Data is incorporated into every facet of life, from elections and sports to stock management and medical research. It can be used to compare and rate objects, from the acceptance rates of colleges to the followers and net worth of individuals.
Clive Humbly, British mathematician and Chief Data Scientist of Starcount famously said, “Data is the new oil,” suggesting data is the new essential resource. Furthermore, data science is an incredibly attractive major for employers, as companies believe future success relies on harnessing and manipulating mass amounts of data.
The appeal of data is its connotation of truthfulness, caused by its association to math. There’s a lack of ambiguity to arithmetic, for example — two plus two must equal four and four must be less than five. Considering data turns any amount of information into specific numbers, it applies uniform math principles to measure everything.
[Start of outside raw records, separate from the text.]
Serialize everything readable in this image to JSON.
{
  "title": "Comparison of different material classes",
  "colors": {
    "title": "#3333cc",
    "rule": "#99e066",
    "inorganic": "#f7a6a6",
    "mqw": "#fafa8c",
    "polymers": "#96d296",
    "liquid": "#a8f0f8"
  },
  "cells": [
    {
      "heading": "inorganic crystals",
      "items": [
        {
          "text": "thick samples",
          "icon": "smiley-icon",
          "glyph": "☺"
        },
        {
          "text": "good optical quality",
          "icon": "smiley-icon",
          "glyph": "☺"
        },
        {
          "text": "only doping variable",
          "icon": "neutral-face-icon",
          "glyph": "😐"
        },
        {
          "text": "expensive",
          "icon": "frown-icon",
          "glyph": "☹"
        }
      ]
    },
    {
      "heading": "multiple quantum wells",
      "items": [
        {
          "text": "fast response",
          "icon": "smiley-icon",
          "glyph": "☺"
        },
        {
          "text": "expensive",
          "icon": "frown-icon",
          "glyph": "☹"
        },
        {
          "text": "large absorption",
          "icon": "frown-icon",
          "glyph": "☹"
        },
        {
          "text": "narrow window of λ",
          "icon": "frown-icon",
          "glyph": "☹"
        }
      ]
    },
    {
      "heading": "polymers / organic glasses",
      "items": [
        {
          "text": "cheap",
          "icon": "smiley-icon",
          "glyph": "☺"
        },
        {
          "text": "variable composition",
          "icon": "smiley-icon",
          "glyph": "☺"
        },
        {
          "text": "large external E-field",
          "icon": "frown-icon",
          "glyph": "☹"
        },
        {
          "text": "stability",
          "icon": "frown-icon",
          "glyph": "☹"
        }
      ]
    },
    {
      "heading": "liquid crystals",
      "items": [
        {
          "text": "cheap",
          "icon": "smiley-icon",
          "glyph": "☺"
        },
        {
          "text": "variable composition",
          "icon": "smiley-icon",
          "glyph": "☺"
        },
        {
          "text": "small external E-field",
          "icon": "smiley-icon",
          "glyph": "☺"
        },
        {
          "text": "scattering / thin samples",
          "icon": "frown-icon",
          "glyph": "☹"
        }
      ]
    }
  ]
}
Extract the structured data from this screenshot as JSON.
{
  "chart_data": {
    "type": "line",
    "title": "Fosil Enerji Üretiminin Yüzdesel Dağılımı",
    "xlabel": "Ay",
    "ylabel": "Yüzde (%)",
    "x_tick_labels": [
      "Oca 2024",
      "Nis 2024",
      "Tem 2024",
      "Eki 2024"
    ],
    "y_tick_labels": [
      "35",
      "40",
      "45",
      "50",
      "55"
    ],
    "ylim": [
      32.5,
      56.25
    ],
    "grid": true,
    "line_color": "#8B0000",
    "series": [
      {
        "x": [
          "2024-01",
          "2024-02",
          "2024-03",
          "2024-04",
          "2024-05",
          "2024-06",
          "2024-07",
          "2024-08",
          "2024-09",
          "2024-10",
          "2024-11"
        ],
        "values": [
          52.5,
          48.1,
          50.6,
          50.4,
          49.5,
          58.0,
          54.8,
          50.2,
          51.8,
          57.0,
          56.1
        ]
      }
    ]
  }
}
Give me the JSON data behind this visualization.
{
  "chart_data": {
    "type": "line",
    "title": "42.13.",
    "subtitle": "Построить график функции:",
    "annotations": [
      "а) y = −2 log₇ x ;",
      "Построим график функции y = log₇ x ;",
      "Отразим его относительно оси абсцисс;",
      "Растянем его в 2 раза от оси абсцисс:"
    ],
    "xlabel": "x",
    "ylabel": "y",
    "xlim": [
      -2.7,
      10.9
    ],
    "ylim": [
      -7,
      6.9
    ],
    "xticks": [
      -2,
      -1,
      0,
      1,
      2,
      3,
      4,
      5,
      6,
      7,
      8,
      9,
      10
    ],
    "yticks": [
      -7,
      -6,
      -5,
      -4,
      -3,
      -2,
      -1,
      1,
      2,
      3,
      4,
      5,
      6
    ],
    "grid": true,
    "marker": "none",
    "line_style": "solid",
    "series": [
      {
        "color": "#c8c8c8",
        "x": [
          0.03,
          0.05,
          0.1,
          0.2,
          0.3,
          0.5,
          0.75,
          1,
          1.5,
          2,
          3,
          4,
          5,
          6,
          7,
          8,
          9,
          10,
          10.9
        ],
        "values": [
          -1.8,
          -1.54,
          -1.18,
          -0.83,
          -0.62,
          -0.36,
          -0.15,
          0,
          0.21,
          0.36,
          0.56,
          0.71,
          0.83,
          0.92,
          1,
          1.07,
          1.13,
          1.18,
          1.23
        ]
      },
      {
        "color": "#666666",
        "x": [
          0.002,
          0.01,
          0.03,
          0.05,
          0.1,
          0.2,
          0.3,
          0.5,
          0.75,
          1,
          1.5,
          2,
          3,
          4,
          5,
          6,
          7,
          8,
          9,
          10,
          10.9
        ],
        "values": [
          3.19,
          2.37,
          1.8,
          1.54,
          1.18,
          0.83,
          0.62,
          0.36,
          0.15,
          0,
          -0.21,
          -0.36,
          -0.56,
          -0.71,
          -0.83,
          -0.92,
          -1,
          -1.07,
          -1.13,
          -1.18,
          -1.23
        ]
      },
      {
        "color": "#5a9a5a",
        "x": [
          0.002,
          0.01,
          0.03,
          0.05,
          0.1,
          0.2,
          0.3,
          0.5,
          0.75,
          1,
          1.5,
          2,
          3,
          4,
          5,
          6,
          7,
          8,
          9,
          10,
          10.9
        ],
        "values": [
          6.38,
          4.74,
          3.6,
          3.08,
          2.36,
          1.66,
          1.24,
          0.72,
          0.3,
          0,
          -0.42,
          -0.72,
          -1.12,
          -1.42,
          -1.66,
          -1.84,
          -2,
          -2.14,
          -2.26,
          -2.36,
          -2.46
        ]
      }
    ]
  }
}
Oftentimes, data is considered an indisputable argument, a nugget of concentrated certainty.
However, there is a hidden danger in inputting everything into an Excel spreadsheet. There’s something wrong with taking a tragedy and quantifying it. As data is the art of comparison and valuation, let’s consider two statistics that have been compared frequently — coronavirus deaths in the United States and 9/11 casualties, which are 402,000 and 2,977 people lost, respectively. The number of people lost to COVID-19 is roughly 135 times that lost in 9/11, or equivalent to a 9/11-sized attack every 2.7 days of the past year.
Perhaps 9/11 feels more tragic because it had an external cause and a discernible organization to blame, while many coronavirus deaths are often the product of mass infrastructural incompetence resulting in a less easily identifiable culprit of responsibility. Although deaths from 9/11 seem to have greater visibility, tragedy from the coronavirus is easily invisible to those who haven’t experienced it directly. With this in mind, it is faulty to compare and quantify the loss of life between both causes.
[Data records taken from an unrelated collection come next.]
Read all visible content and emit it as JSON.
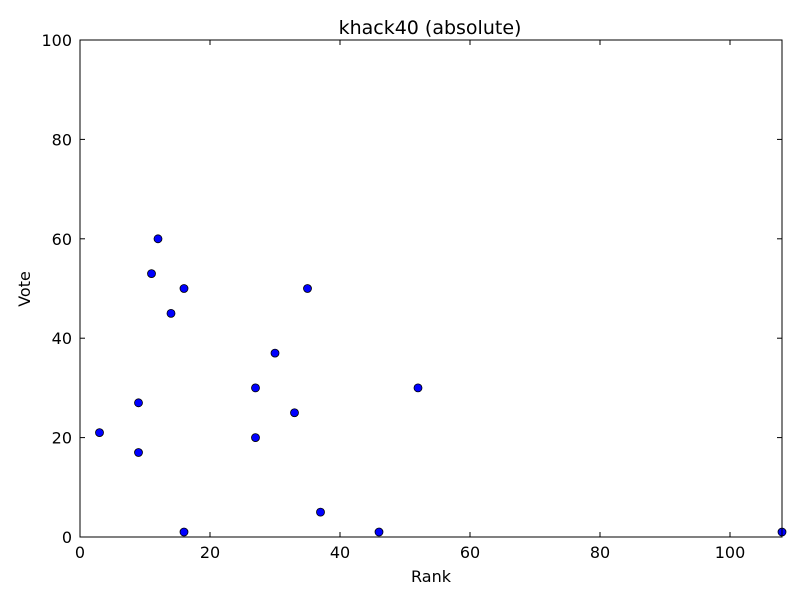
{
  "chart_data": {
    "type": "scatter",
    "title": "khack40 (absolute)",
    "xlabel": "Rank",
    "ylabel": "Vote",
    "xlim": [
      0,
      108
    ],
    "ylim": [
      0,
      100
    ],
    "xticks": [
      0,
      20,
      40,
      60,
      80,
      100
    ],
    "yticks": [
      0,
      20,
      40,
      60,
      80,
      100
    ],
    "grid": false,
    "marker_color": "#0000ff",
    "series": [
      {
        "points": [
          {
            "x": 3,
            "y": 21
          },
          {
            "x": 9,
            "y": 27
          },
          {
            "x": 9,
            "y": 17
          },
          {
            "x": 11,
            "y": 53
          },
          {
            "x": 12,
            "y": 60
          },
          {
            "x": 14,
            "y": 45
          },
          {
            "x": 16,
            "y": 50
          },
          {
            "x": 16,
            "y": 1
          },
          {
            "x": 27,
            "y": 30
          },
          {
            "x": 27,
            "y": 20
          },
          {
            "x": 30,
            "y": 37
          },
          {
            "x": 33,
            "y": 25
          },
          {
            "x": 35,
            "y": 50
          },
          {
            "x": 37,
            "y": 5
          },
          {
            "x": 46,
            "y": 1
          },
          {
            "x": 52,
            "y": 30
          },
          {
            "x": 108,
            "y": 1
          }
        ]
      }
    ]
  }
}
Another fault of data is its heavily manipulable nature. According to the Bureau of Justice Statistics, Black offenders committed 52% of the homicides between 1980 and 2008 while only being 13% of the population. Thirteen out of 52 is a favorite statistic of white supremacists, used to justify police brutality and racial supremacy and portray Black people as criminals by nature. The number is referenced so frequently that it is now considered a numeric hate symbol by the Anti-Defamation League.
Technically, the statistic is correct, although, it fails to address the circumstances that caused it: racially targeted policing, institutional discrimination, and poverty, and instead reduces an enormous issue to a single biased number. In fact, a study of Cleveland neighborhoods from 1990 to 2000 found crime to be racially invariant, and instead cited poverty as most substantially correlating with crime rates. Ultimately, decreasing poverty in neighborhoods appears to similarly reduce violent crime in white and Black neighborhoods alike.
Clearly, there are many complications with data, particularly its creation. In her book, Raw Data is an Oxymoron, Lisa Gitelman, a media studies professor at New York University, writes that data is not a natural resource and is instead a cultural one. She remarks that even if data is authentic it can be “cooked,” in its collection and scope. Anyone has the capacity to create data and doctor their findings to their intentions, and they have no obligation to include the context essential to their study. Still, all data is treated identically, like gospel.
In both the 9/11 to coronavirus comparison and Black crime statistics, context is omitted because data can’t capture the same emotion as witnessing a Boeing 767 crash into a building filled with people or the relationship between a Black man and the police in the United States.
Perhaps there’s no way for people to comprehend tragedy and inequality at such a massive scale, but is data the solution? It certainly has countless uses, but innumerable shades of context are lost when transforming the world into a data set. Some things are unable to be described by a number.